ART 082 [006K]: Please Save
This: Exploring Personal Histories Through Visual Language
Humanities & Fine Arts/Visual or Performing Arts
(VP) [GC Aesthetic/Fine Arts]
Juan Logan
We must always remember that we cannot move forward without
bringing our past with us. This class will investigate the
idea of personal histories in visual art. As a studio class,
the course will be organized around several art-making projects.
As a catalyst to our own art-making, we will explore the idea
of personal history and memory through readings, as well as
looking at contemporary artists whose work functions in an
autobiographical framework. We will consider issues such as
time, memory, secrets, history, spirituality, and how to use
these to create a personal visual language.
ART 084 [006K]: Society of
the Spectacle: Impressionism and Post-Impressionism
Humanities & Fine Arts/Visual or Performing Arts
(VP) [GC Aesthetic/Fine Arts]
Carol Mavor
Students in this seminar will take an in-depth look
at Impressionist and Post-Impressionist painting. Students
will pay special attention to recent historical and theoretical
studies of the subject, as well as selected French novels
of the period. This course examines much of the corpus of
these movements including the works of Manet, Monet, Morisot,
Cassatt, Cezanne, Degas, Seurat, Gauguin, and van Gogh.
ART 006K: Art of Tibet
GC Aesthetic/Fine Arts
Pika Ghosh
This course is an introduction to Tibetan art and
culture and to Buddhism and its ritual arts more generally.
It thereby explores art historical methods of analyzing art
in relation to culture. It will also introduce students to
the process of organizing an art exhibition and raise issues
of interpretation in the museum context. Finally, the concrete
experience of writing catalog entries will provide students
the opportunity to direct their writing toward a real audience.

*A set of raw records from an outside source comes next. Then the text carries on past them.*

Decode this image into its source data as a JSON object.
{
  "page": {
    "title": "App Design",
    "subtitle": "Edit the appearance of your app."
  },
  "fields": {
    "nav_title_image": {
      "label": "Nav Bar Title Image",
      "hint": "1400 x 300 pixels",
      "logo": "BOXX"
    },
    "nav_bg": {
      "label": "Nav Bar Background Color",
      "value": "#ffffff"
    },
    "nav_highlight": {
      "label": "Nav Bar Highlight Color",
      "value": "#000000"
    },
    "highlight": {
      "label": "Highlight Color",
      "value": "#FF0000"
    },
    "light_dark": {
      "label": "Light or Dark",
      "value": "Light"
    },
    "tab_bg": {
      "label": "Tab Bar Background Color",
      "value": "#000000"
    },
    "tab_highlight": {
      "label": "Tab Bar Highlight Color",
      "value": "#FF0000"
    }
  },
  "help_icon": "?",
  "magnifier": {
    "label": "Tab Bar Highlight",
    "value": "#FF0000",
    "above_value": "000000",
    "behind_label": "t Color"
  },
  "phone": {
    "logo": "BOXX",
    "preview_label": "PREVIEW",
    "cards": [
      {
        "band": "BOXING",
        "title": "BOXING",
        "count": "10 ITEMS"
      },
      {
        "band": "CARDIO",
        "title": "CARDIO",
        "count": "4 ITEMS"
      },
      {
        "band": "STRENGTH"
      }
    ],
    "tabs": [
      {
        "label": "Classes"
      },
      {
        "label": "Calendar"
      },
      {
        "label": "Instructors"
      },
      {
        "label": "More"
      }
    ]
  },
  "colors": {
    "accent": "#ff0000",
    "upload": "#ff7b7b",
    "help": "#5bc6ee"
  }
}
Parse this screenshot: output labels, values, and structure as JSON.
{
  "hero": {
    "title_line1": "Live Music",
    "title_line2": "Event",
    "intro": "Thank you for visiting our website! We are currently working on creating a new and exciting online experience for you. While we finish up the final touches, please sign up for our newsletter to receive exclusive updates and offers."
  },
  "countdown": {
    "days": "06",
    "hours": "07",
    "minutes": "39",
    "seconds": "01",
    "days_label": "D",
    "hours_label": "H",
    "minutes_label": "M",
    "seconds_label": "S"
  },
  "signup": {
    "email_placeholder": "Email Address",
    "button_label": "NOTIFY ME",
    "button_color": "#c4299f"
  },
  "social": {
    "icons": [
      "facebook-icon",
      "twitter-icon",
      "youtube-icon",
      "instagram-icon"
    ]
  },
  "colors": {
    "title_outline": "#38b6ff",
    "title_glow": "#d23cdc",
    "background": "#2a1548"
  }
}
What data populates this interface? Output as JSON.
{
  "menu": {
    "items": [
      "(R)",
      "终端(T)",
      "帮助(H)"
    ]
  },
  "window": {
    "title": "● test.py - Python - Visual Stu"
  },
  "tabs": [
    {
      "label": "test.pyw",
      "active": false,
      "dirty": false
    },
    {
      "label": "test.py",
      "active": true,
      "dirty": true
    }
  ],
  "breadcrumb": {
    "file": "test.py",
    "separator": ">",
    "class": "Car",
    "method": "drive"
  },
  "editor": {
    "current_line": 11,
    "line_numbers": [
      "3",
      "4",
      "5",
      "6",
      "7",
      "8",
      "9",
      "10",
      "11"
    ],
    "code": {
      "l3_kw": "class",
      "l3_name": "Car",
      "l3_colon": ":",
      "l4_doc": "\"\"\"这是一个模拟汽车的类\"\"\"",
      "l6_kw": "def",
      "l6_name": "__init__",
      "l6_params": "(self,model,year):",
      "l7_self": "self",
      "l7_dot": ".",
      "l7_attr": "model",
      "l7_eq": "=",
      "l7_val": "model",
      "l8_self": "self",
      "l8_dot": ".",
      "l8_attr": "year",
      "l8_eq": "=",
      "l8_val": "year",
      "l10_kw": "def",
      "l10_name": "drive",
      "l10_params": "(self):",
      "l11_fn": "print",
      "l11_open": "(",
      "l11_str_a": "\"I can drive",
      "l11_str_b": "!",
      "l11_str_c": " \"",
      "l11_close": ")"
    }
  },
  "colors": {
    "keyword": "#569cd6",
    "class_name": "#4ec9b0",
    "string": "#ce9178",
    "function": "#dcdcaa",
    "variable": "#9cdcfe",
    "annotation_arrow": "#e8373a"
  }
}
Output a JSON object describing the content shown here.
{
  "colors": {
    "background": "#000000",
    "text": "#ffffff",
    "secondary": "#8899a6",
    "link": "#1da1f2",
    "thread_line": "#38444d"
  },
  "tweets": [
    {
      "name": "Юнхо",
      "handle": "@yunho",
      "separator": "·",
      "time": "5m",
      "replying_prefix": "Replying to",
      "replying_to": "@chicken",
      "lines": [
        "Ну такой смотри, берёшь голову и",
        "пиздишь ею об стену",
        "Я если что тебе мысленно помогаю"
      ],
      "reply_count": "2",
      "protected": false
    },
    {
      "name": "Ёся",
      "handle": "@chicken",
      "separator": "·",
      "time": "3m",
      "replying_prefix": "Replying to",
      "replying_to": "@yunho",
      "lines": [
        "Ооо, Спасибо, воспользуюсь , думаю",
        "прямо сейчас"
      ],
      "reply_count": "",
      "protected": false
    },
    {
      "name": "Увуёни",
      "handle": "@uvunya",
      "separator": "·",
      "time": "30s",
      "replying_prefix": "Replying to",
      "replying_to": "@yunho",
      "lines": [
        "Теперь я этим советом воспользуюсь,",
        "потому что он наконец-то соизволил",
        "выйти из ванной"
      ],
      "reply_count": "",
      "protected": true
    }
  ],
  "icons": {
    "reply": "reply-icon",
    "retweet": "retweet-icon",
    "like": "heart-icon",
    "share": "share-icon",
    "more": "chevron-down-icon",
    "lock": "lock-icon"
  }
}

By limiting the quantity of writing to a single polished piece
of prose of limited length, I hope to concentrate on organizational
issues of structuring an argument and stylistic issues of
writing such as tone, audience, establishing writing conventions,
and attaining uniformity within a larger work. The lessons
of drafting and making decisions about the final product realized
through this process will provide first year students an introduction
to college writing and provide a valuable and transferable
skill to students who will not become art history majors.